« Le Marchand de Venise » jusqu’à la substantifique moelle

“Le Marchand de Venise” interprété par trois comédiens et une comédienne, et annoncé pour une durée d’une heure et quinze minutes, cela a de quoi intriguer, susciter notre curiosité, pour ne pas dire notre scepticisme. Comment les cinq actes de cette pièce – par ailleurs, curieusement classée parmi les comédies de l’illustre William Shakespeare, nous y reviendrons –, mettant en scène une vingtaine de personnages, peuvent-ils être réduits à un spectacle aussi condensé ? C’est pourtant le défi que s’est lancé le metteur en scène et adaptateur Ned Grujic. Il s’en sort plutôt bien. Le spectacle se joue actuellement à Paris sur une des petites scènes du Lucernaire.

“Le Marchand de Venise” (The Merchant of Venice), pièce jouée tout d’abord sous le titre “Le Juif de Venise”, aurait été écrite autour de 1596-1597, quelques années à peine après la pièce à succès de Christopher Marlowe “Le Juif de Malte”, dont elle se serait largement inspirée pour son personnage principal. Répertoriée en tant que comédie, c’est pourtant une œuvre ambiguë parmi les plus noires et les plus dérangeantes du grand William. Le sujet fait encore frémir de nos jours : le jeune vénitien Bassiano, gentilhomme désargenté, est amoureux de Portia, une riche héritière de Belmont. Pour tenter d’obtenir la main de la belle, il demande à son ami Antonio de lui prêter de l’argent. Toutes les richesses de ce dernier se trouvant alors investies dans des expéditions maritimes, Antonio n’a pas d’autre choix que d’emprunter auprès de l’usurier juif Shylock qui exige, en cas de non remboursement des trois mille ducats dans les trois mois, non pas des intérêts comme le voudrait l’usage, mais une livre de la chair d’Antonio, autant dire, sa vie.

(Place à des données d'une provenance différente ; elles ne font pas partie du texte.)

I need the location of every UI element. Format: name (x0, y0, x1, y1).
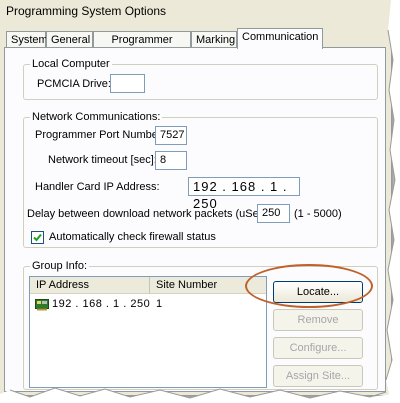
tab-communication[interactable]: Communication (237, 28, 323, 49)
torn-edge-overlay (0, 0, 400, 403)
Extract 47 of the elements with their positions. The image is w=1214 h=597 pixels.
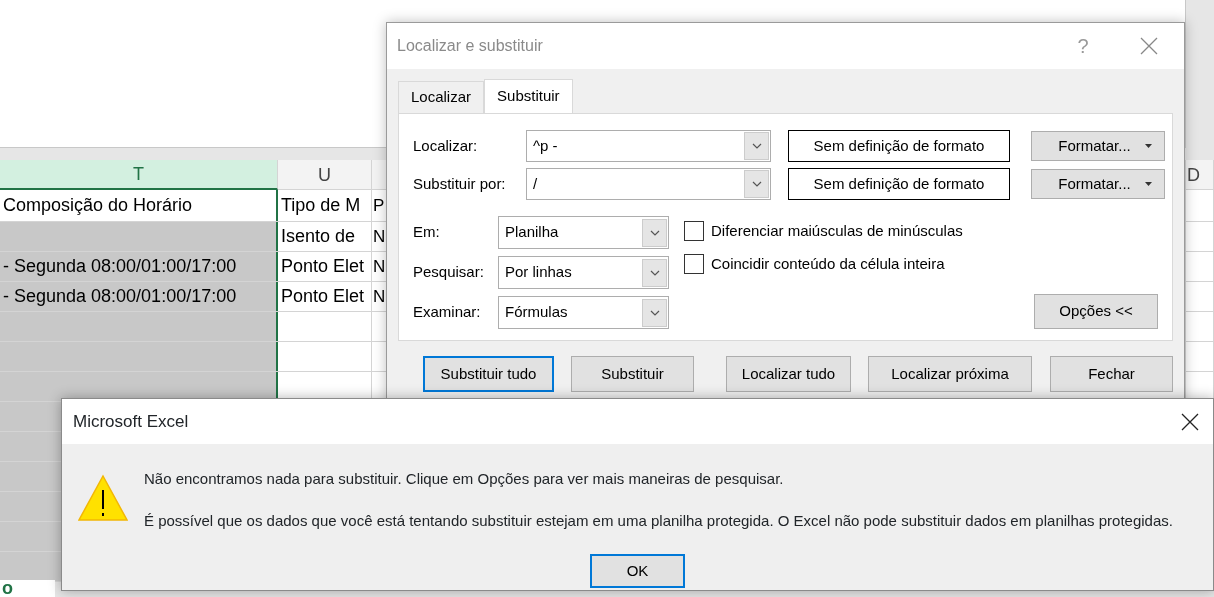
table-cell: Ponto Elet: [278, 282, 372, 311]
checkbox-label: Coincidir conteúdo da célula inteira: [711, 253, 945, 274]
caret-icon: [1144, 182, 1152, 186]
warning-icon: [78, 474, 128, 522]
chevron-down-icon: [750, 141, 763, 151]
sheet-tab[interactable]: o: [0, 580, 55, 597]
ok-button[interactable]: OK: [590, 554, 685, 588]
close-icon: [1140, 37, 1158, 55]
input-field[interactable]: /: [526, 168, 771, 200]
format-button[interactable]: Formatar...: [1031, 169, 1165, 199]
table-cell: - Segunda 08:00/01:00/17:00: [0, 252, 278, 281]
field-label: Pesquisar:: [413, 262, 485, 283]
tab[interactable]: Substituir: [484, 79, 573, 113]
chevron-down-icon: [750, 179, 763, 189]
dropdown[interactable]: Planilha: [498, 216, 669, 249]
checkbox[interactable]: [684, 221, 704, 242]
dialog-button[interactable]: Substituir: [571, 356, 694, 392]
dialog-button[interactable]: Fechar: [1050, 356, 1173, 392]
column-header[interactable]: T: [0, 160, 278, 190]
format-preview: Sem definição de formato: [788, 130, 1010, 162]
checkbox[interactable]: [684, 253, 704, 274]
table-cell: Tipo de M: [278, 190, 372, 221]
tab[interactable]: Localizar: [398, 81, 485, 113]
field-label: Examinar:: [413, 302, 482, 323]
field-label: Em:: [413, 222, 441, 243]
dropdown[interactable]: Fórmulas: [498, 296, 669, 329]
dialog-button[interactable]: Localizar próxima: [868, 356, 1032, 392]
close-icon: [1181, 412, 1199, 431]
dialog-button[interactable]: Substituir tudo: [423, 356, 554, 392]
dropdown[interactable]: Por linhas: [498, 256, 669, 289]
table-cell: Isento de: [278, 222, 372, 251]
caret-icon: [1144, 144, 1152, 148]
format-preview: Sem definição de formato: [788, 168, 1010, 200]
format-button[interactable]: Formatar...: [1031, 131, 1165, 161]
window-title: Microsoft Excel: [73, 410, 190, 433]
table-cell: Composição do Horário: [0, 190, 278, 221]
window-title: Localizar e substituir: [397, 36, 544, 56]
checkbox-label: Diferenciar maiúsculas de minúsculas: [711, 221, 963, 241]
message-text: Não encontramos nada para substituir. Clique em Opções para ver mais maneiras de pesquisar.: [144, 470, 785, 488]
options-button[interactable]: Opções <<: [1034, 294, 1158, 329]
field-label: Localizar:: [413, 135, 479, 156]
table-cell: Ponto Elet: [278, 252, 372, 281]
message-text: É possível que os dados que você está tentando substituir estejam em uma planilha protegida. O Excel não pode substituir dados em planilhas protegidas.: [144, 512, 1173, 530]
field-label: Substituir por:: [413, 173, 507, 194]
input-field[interactable]: ^p -: [526, 130, 771, 162]
table-cell: - Segunda 08:00/01:00/17:00: [0, 282, 278, 311]
dialog-button[interactable]: Localizar tudo: [726, 356, 851, 392]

Persuadé de récupérer ses liquidités et de pouvoir rembourser sa dette en temps et heure, Antonio accepte l’étrange marché. Le jour de l’échéance, les vaisseaux d’Antonio n’étant pas de retour, Shylock réclame l’exécution de la clause… A cette histoire principale s’ajoutent celle de Jessica, la fille de Shylock, qui s’est enfuie avec son amant de religion chrétienne en dérobant une partie de l’argent paternel, ainsi que l’histoire de Portia, destinée à épouser, selon la volonté de son père, le prétendant qui réussira l’épreuve des trois coffrets – parmi trois coffrets d’or, d’argent et de plomb, un seul renferme le portrait de la jeune fille, désignant par là-même son futur époux -.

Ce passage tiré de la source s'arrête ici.